Being a professional “nose” is a full-time job, requiring a rigorous three-year training program. Mastering the ability to distinguish over 1,000 scents blindfolded is part of the curriculum. “As a kid, I just smelled jasmine as a flower,” says Shangyun Lyu, a student from China. “Now I can pick apart the chemicals that create that scent, it’s a blend of many elements.”
Students at Symrise’s school meticulously weigh ingredients, mix, sniff, and start over, often recreating existing scents to learn their structure before innovating new ones. “Creating a perfume isn’t just about smelling good,” explains 56-year-old master perfumer Marc vom Ende. “It’s about balancing beauty, power, and affordability, while keeping up with changing trends and regulations.”

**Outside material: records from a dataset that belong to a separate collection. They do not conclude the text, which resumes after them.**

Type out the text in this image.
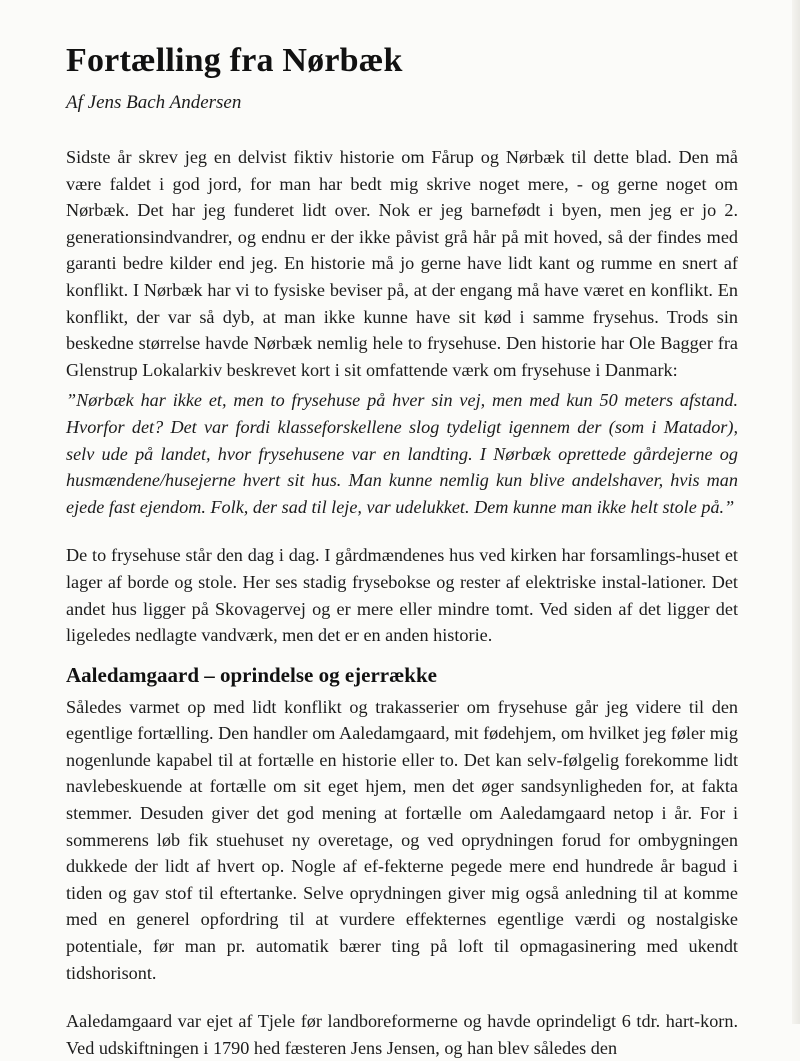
Fortælling fra Nørbæk
Af Jens Bach Andersen

Sidste år skrev jeg en delvist fiktiv historie om Fårup og Nørbæk til dette blad. Den må være faldet i god jord, for man har bedt mig skrive noget mere, - og gerne noget om Nørbæk. Det har jeg funderet lidt over. Nok er jeg barnefødt i byen, men jeg er jo 2. generationsindvandrer, og endnu er der ikke påvist grå hår på mit hoved, så der findes med garanti bedre kilder end jeg. En historie må jo gerne have lidt kant og rumme en snert af konflikt. I Nørbæk har vi to fysiske beviser på, at der engang må have været en konflikt. En konflikt, der var så dyb, at man ikke kunne have sit kød i samme frysehus. Trods sin beskedne størrelse havde Nørbæk nemlig hele to frysehuse. Den historie har Ole Bagger fra Glenstrup Lokalarkiv beskrevet kort i sit omfattende værk om frysehuse i Danmark:

”Nørbæk har ikke et, men to frysehuse på hver sin vej, men med kun 50 meters afstand. Hvorfor det? Det var fordi klasseforskellene slog tydeligt igennem der (som i Matador), selv ude på landet, hvor frysehusene var en landting. I Nørbæk oprettede gårdejerne og husmændene/husejerne hvert sit hus. Man kunne nemlig kun blive andelshaver, hvis man ejede fast ejendom. Folk, der sad til leje, var udelukket. Dem kunne man ikke helt stole på.”

De to frysehuse står den dag i dag. I gårdmændenes hus ved kirken har forsamlings-huset et lager af borde og stole. Her ses stadig frysebokse og rester af elektriske instal-lationer. Det andet hus ligger på Skovagervej og er mere eller mindre tomt. Ved siden af det ligger det ligeledes nedlagte vandværk, men det er en anden historie.

Aaledamgaard – oprindelse og ejerrække

Således varmet op med lidt konflikt og trakasserier om frysehuse går jeg videre til den egentlige fortælling. Den handler om Aaledamgaard, mit fødehjem, om hvilket jeg føler mig nogenlunde kapabel til at fortælle en historie eller to. Det kan selv-følgelig forekomme lidt navlebeskuende at fortælle om sit eget hjem, men det øger sandsynligheden for, at fakta stemmer. Desuden giver det god mening at fortælle om Aaledamgaard netop i år. For i sommerens løb fik stuehuset ny overetage, og ved oprydningen forud for ombygningen dukkede der lidt af hvert op. Nogle af ef-fekterne pegede mere end hundrede år bagud i tiden og gav stof til eftertanke. Selve oprydningen giver mig også anledning til at komme med en generel opfordring til at vurdere effekternes egentlige værdi og nostalgiske potentiale, før man pr. automatik bærer ting på loft til opmagasinering med ukendt tidshorisont.

Aaledamgaard var ejet af Tjele før landboreformerne og havde oprindeligt 6 tdr. hart-korn. Ved udskiftningen i 1790 hed fæsteren Jens Jensen, og han blev således den
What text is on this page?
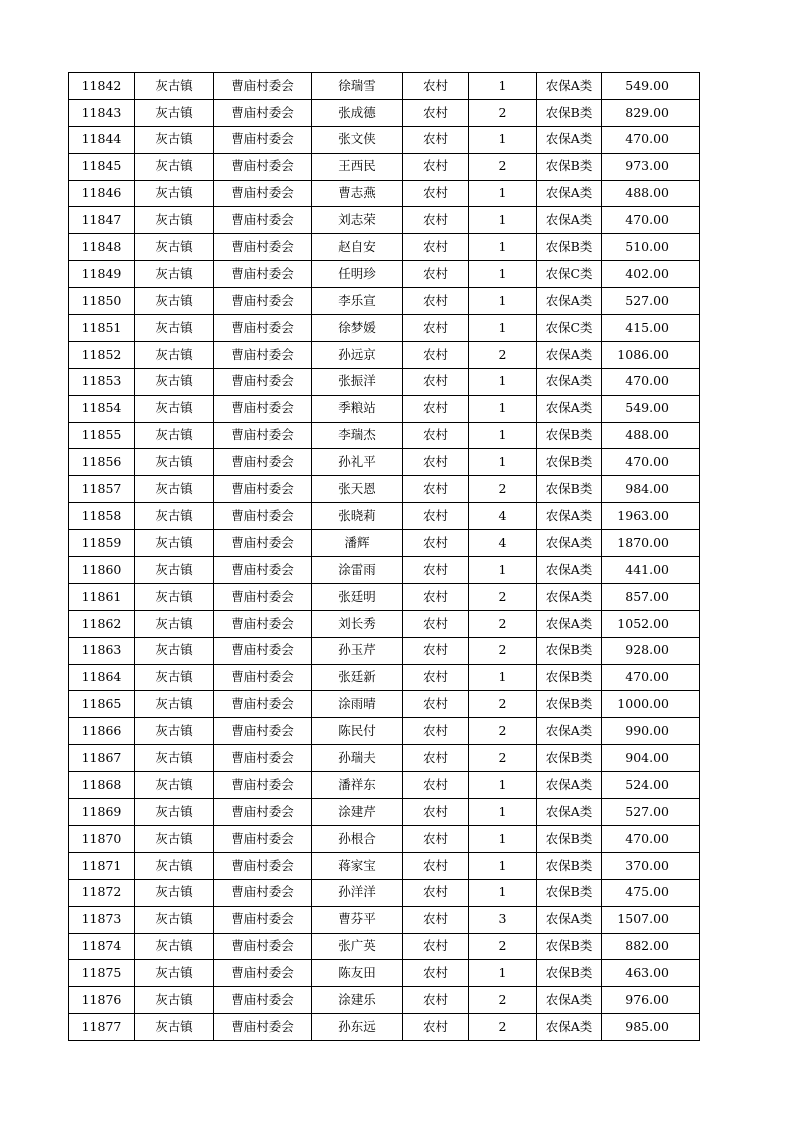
11842	灰古镇	曹庙村委会	徐瑞雪	农村	1	农保A类	549.00
11843	灰古镇	曹庙村委会	张成德	农村	2	农保B类	829.00
11844	灰古镇	曹庙村委会	张文侠	农村	1	农保A类	470.00
11845	灰古镇	曹庙村委会	王西民	农村	2	农保B类	973.00
11846	灰古镇	曹庙村委会	曹志燕	农村	1	农保A类	488.00
11847	灰古镇	曹庙村委会	刘志荣	农村	1	农保A类	470.00
11848	灰古镇	曹庙村委会	赵自安	农村	1	农保B类	510.00
11849	灰古镇	曹庙村委会	任明珍	农村	1	农保C类	402.00
11850	灰古镇	曹庙村委会	李乐宣	农村	1	农保A类	527.00
11851	灰古镇	曹庙村委会	徐梦媛	农村	1	农保C类	415.00
11852	灰古镇	曹庙村委会	孙远京	农村	2	农保A类	1086.00
11853	灰古镇	曹庙村委会	张振洋	农村	1	农保A类	470.00
11854	灰古镇	曹庙村委会	季粮站	农村	1	农保A类	549.00
11855	灰古镇	曹庙村委会	李瑞杰	农村	1	农保B类	488.00
11856	灰古镇	曹庙村委会	孙礼平	农村	1	农保B类	470.00
11857	灰古镇	曹庙村委会	张天恩	农村	2	农保B类	984.00
11858	灰古镇	曹庙村委会	张晓莉	农村	4	农保A类	1963.00
11859	灰古镇	曹庙村委会	潘辉	农村	4	农保A类	1870.00
11860	灰古镇	曹庙村委会	涂雷雨	农村	1	农保A类	441.00
11861	灰古镇	曹庙村委会	张廷明	农村	2	农保A类	857.00
11862	灰古镇	曹庙村委会	刘长秀	农村	2	农保A类	1052.00
11863	灰古镇	曹庙村委会	孙玉芹	农村	2	农保B类	928.00
11864	灰古镇	曹庙村委会	张廷新	农村	1	农保B类	470.00
11865	灰古镇	曹庙村委会	涂雨晴	农村	2	农保B类	1000.00
11866	灰古镇	曹庙村委会	陈民付	农村	2	农保A类	990.00
11867	灰古镇	曹庙村委会	孙瑞夫	农村	2	农保B类	904.00
11868	灰古镇	曹庙村委会	潘祥东	农村	1	农保A类	524.00
11869	灰古镇	曹庙村委会	涂建芹	农村	1	农保A类	527.00
11870	灰古镇	曹庙村委会	孙根合	农村	1	农保B类	470.00
11871	灰古镇	曹庙村委会	蒋家宝	农村	1	农保B类	370.00
11872	灰古镇	曹庙村委会	孙洋洋	农村	1	农保B类	475.00
11873	灰古镇	曹庙村委会	曹芬平	农村	3	农保A类	1507.00
11874	灰古镇	曹庙村委会	张广英	农村	2	农保B类	882.00
11875	灰古镇	曹庙村委会	陈友田	农村	1	农保B类	463.00
11876	灰古镇	曹庙村委会	涂建乐	农村	2	农保A类	976.00
11877	灰古镇	曹庙村委会	孙东远	农村	2	农保A类	985.00
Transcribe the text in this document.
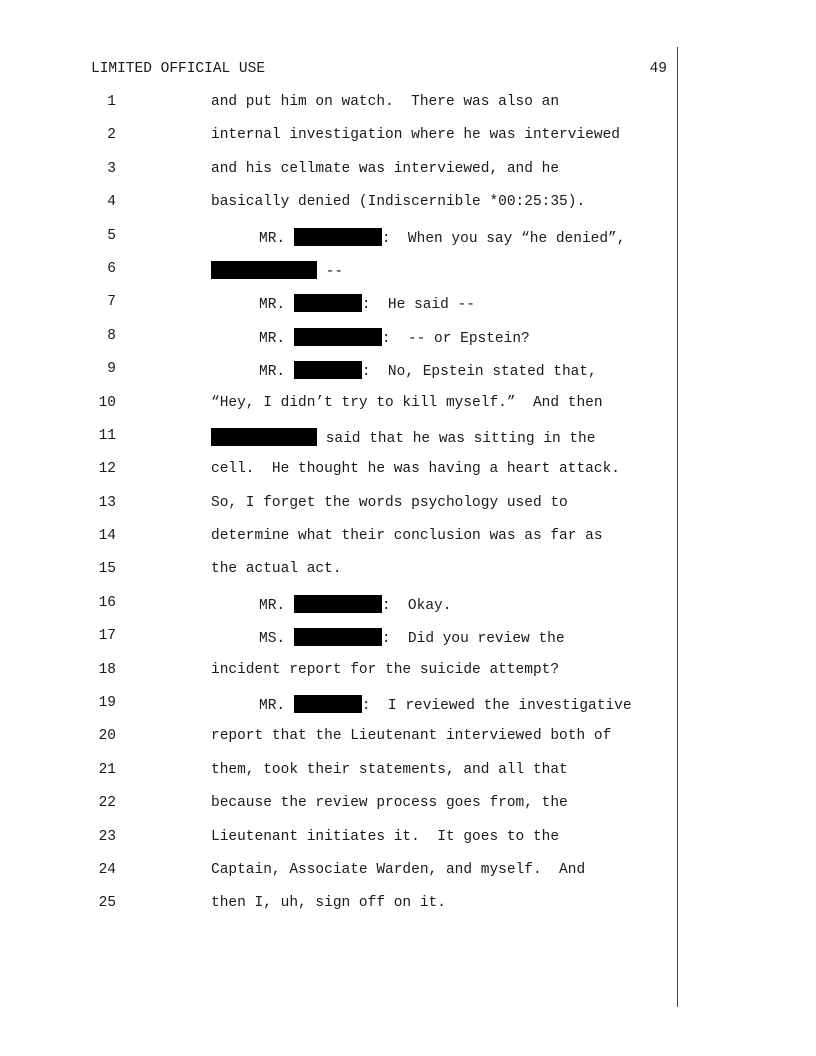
LIMITED OFFICIAL USE	49

1

	and put him on watch.  There was also an

2

	internal investigation where he was interviewed

3

	and his cellmate was interviewed, and he

4

	basically denied (Indiscernible *00:25:35).

5

	MR.	:  When you say “he denied”,

6

	--

7

	MR.	:  He said --

8

	MR.	:  -- or Epstein?

9

	MR.	:  No, Epstein stated that,

10

	“Hey, I didn’t try to kill myself.”  And then

11

	said that he was sitting in the

12

	cell.  He thought he was having a heart attack.

13

	So, I forget the words psychology used to

14

	determine what their conclusion was as far as

15

	the actual act.

16

	MR.	:  Okay.

17

	MS.	:  Did you review the

18

	incident report for the suicide attempt?

19

	MR.	:  I reviewed the investigative

20

	report that the Lieutenant interviewed both of

21

	them, took their statements, and all that

22

	because the review process goes from, the

23

	Lieutenant initiates it.  It goes to the

24

	Captain, Associate Warden, and myself.  And

25

	then I, uh, sign off on it.
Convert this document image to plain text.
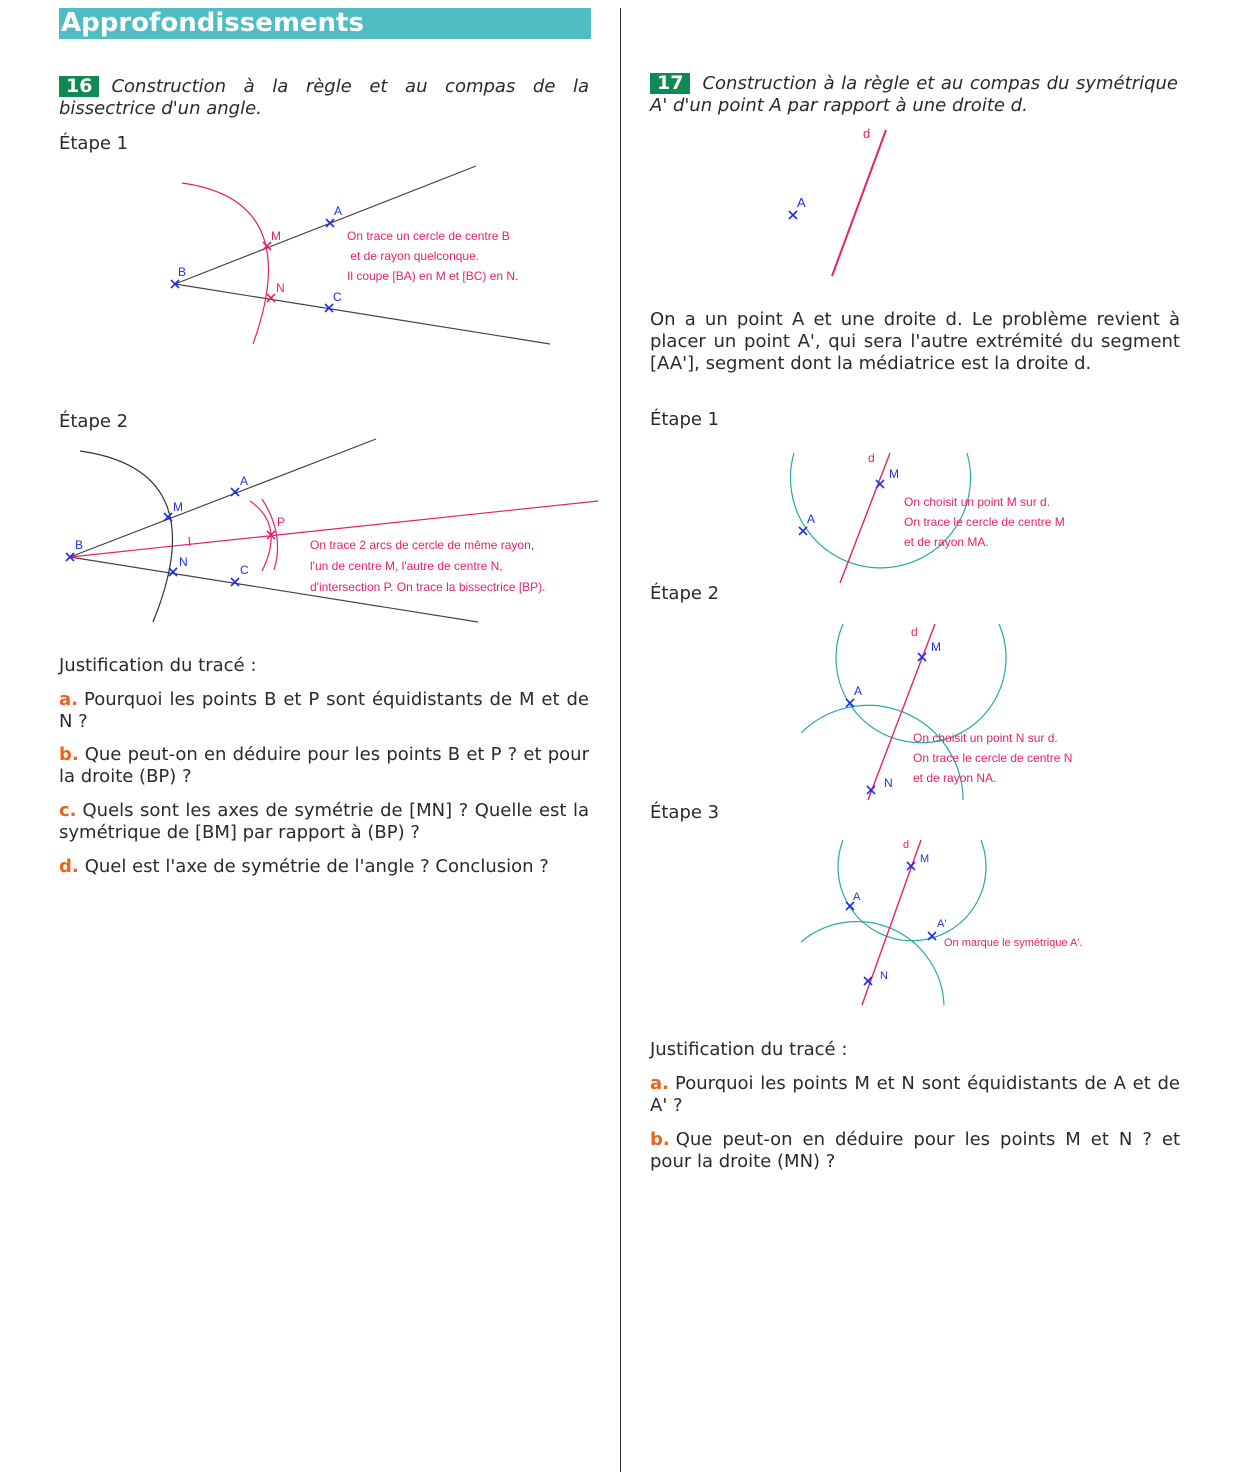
Approfondissements
16 Construction à la règle et au compas de la bissectrice d'un angle.
Étape 1
A
B
C
M
N
On trace un cercle de centre B
et de rayon quelconque.
Il coupe [BA) en M et [BC) en N.
Étape 2
A
B
C
M
N
P
On trace 2 arcs de cercle de même rayon,
l'un de centre M, l'autre de centre N,
d'intersection P. On trace la bissectrice [BP).
Justification du tracé :
a. Pourquoi les points B et P sont équidistants de M et de N ?
b. Que peut-on en déduire pour les points B et P ? et pour la droite (BP) ?
c. Quels sont les axes de symétrie de [MN] ? Quelle est la symétrique de [BM] par rapport à (BP) ?
d. Quel est l'axe de symétrie de l'angle ? Conclusion ?
17 Construction à la règle et au compas du symétrique A' d'un point A par rapport à une droite d.
A
d
On a un point A et une droite d. Le problème revient à placer un point A', qui sera l'autre extrémité du segment [AA'], segment dont la médiatrice est la droite d.
Étape 1
d
M
A
On choisit un point M sur d.
On trace le cercle de centre M
et de rayon MA.
Étape 2
d
M
A
N
On choisit un point N sur d.
On trace le cercle de centre N
et de rayon NA.
Étape 3
d
M
A
A'
N
On marque le symétrique A'.
Justification du tracé :
a. Pourquoi les points M et N sont équidistants de A et de A' ?
b. Que peut-on en déduire pour les points M et N ? et pour la droite (MN) ?
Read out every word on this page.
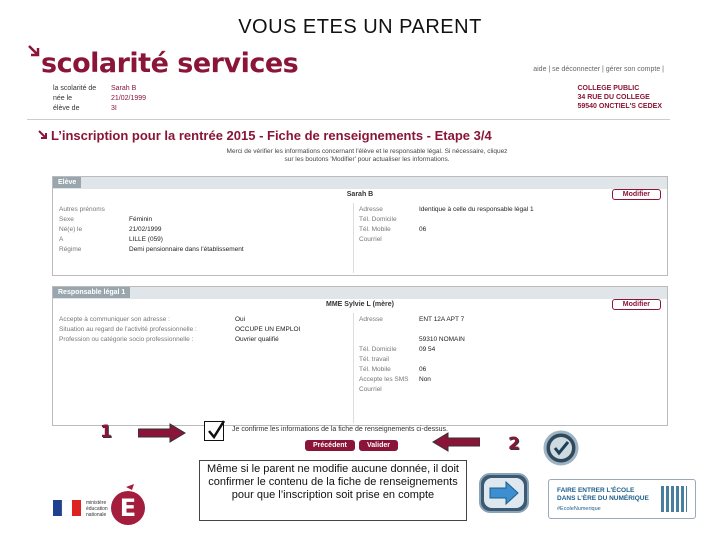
VOUS ETES UN PARENT
scolarité services	aide | se déconnecter | gérer son compte |
la scolarité de Sarah B
née le	21/02/1999
élève de	3I
COLLEGE PUBLIC
34 RUE DU COLLEGE
59540 ONCTIEL'S CEDEX
L’inscription pour la rentrée 2015 - Fiche de renseignements - Etape 3/4
Merci de vérifier les informations concernant l'élève et le responsable légal. Si nécessaire, cliquez sur les boutons 'Modifier' pour actualiser les informations.
Elève
Sarah B	Modifier
Autres prénoms
Sexe	Féminin
Né(e) le	21/02/1999
A	LILLE (059)
Régime	Demi pensionnaire dans l'établissement
Adresse	Identique à celle du responsable légal 1
Tél. Domicile
Tél. Mobile	06
Courriel
Responsable légal 1
MME Sylvie L (mère)	Modifier
Accepte à communiquer son adresse :	Oui
Situation au regard de l'activité professionnelle :	OCCUPE UN EMPLOI
Profession ou catégorie socio professionnelle :	Ouvrier qualifié
Adresse	ENT 12A APT 7
59310 NOMAIN
Tél. Domicile	09 54
Tél. travail
Tél. Mobile	06
Accepte les SMS Non
Courriel
1	Je confirme les informations de la fiche de renseignements ci-dessus.
Précédent	Valider	2
Même si le parent ne modifie aucune donnée, il doit confirmer le contenu de la fiche de renseignements pour que l’inscription soit prise en compte
ministère éducation nationale E
FAIRE ENTRER L'ÉCOLE
DANS L'ÈRE DU NUMÉRIQUE
#EcoleNumerique
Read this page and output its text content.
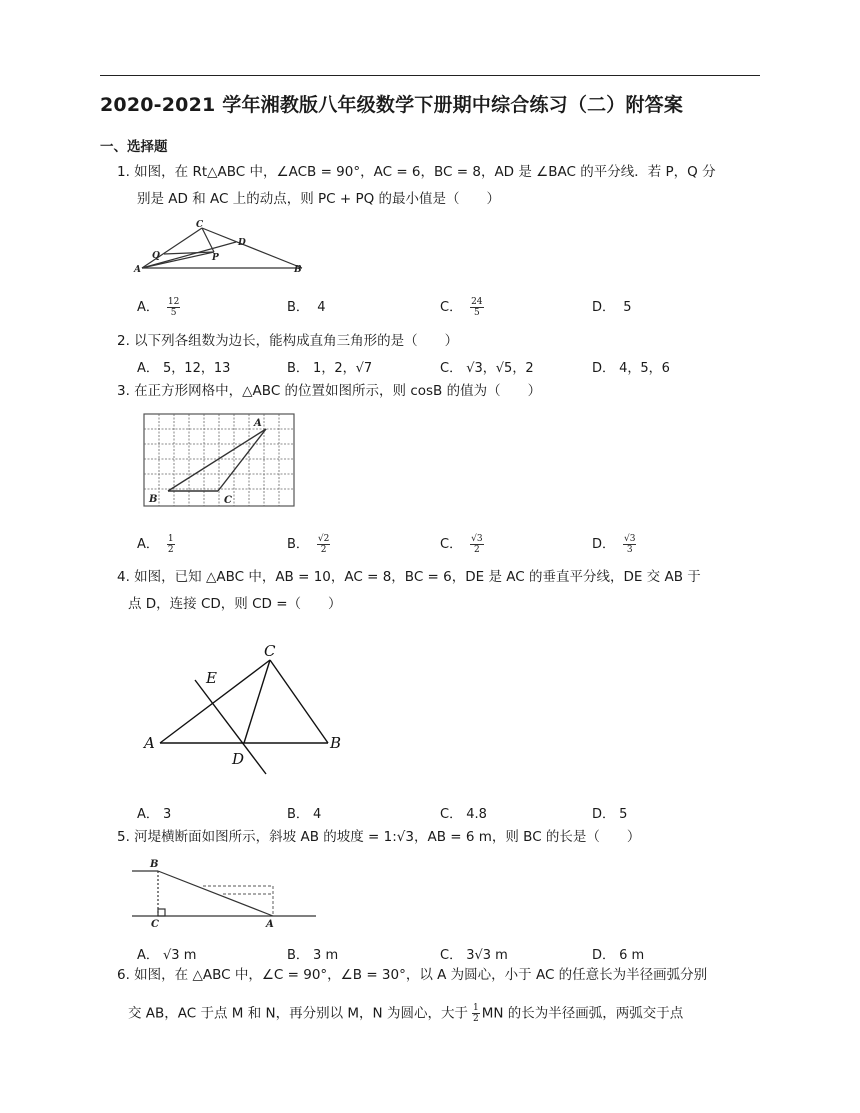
2020-2021 学年湘教版八年级数学下册期中综合练习（二）附答案
一、选择题
1. 如图，在 Rt△ABC 中，∠ACB = 90°，AC = 6，BC = 8，AD 是 ∠BAC 的平分线．若 P，Q 分
别是 AD 和 AC 上的动点，则 PC + PQ 的最小值是（　　）
C
D
Q	P
A	B
A． $\frac{12}{5}$	B． 4	C． $\frac{24}{5}$	D． 5
2. 以下列各组数为边长，能构成直角三角形的是（　　）
A． 5，12，13	B． 1，2，√7	C． √3，√5，2	D． 4，5，6
3. 在正方形网格中，△ABC 的位置如图所示，则 cosB 的值为（　　）
A
B	C
A． $\frac{1}{2}$	B． $\frac{√2}{2}$	C． $\frac{√3}{2}$	D． $\frac{√3}{3}$
4. 如图，已知 △ABC 中，AB = 10，AC = 8，BC = 6，DE 是 AC 的垂直平分线，DE 交 AB 于
点 D，连接 CD，则 CD =（　　）
C
E
A
D
B
A． 3	B． 4	C． 4.8	D． 5
5. 河堤横断面如图所示，斜坡 AB 的坡度 = 1:√3，AB = 6 m，则 BC 的长是（　　）
B
C	A
A． √3 m	B． 3 m	C． 3√3 m	D． 6 m
6. 如图，在 △ABC 中，∠C = 90°，∠B = 30°，以 A 为圆心，小于 AC 的任意长为半径画弧分别
交 AB，AC 于点 M 和 N，再分别以 M，N 为圆心，大于 $\frac{1}{2}$ MN 的长为半径画弧，两弧交于点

Regulations are tight. For example, Lilial. once prized for its floral notes, was banned in the EU in 2022 for potential health risks. Noses must constantly adapt, replacing restricted ingredients with safe, compliant alternatives. Cultural preferences also vary. A shampoo scent popular with young Chinese consumers might fail in European markets, Shangyun notes.
Cost and sustainability are big considerations too. Symrise often extracts aromatic compounds from wood resin, a paper industry by-product, an approach that’s both eco-friendly and economical.
Globally, there are only about 500 trained perfumers, with 80 working at Symrise among its 13,000 employees. The company markets roughly 30,000 scent and flavor products to industries ranging from confectionery to sun cream. While artificial intelligence increasingly helps predict popular fragrances, machines can’t smell, at least not yet. “We’re supported by AI,” vom Ende says. “But the human nose still has the final say.”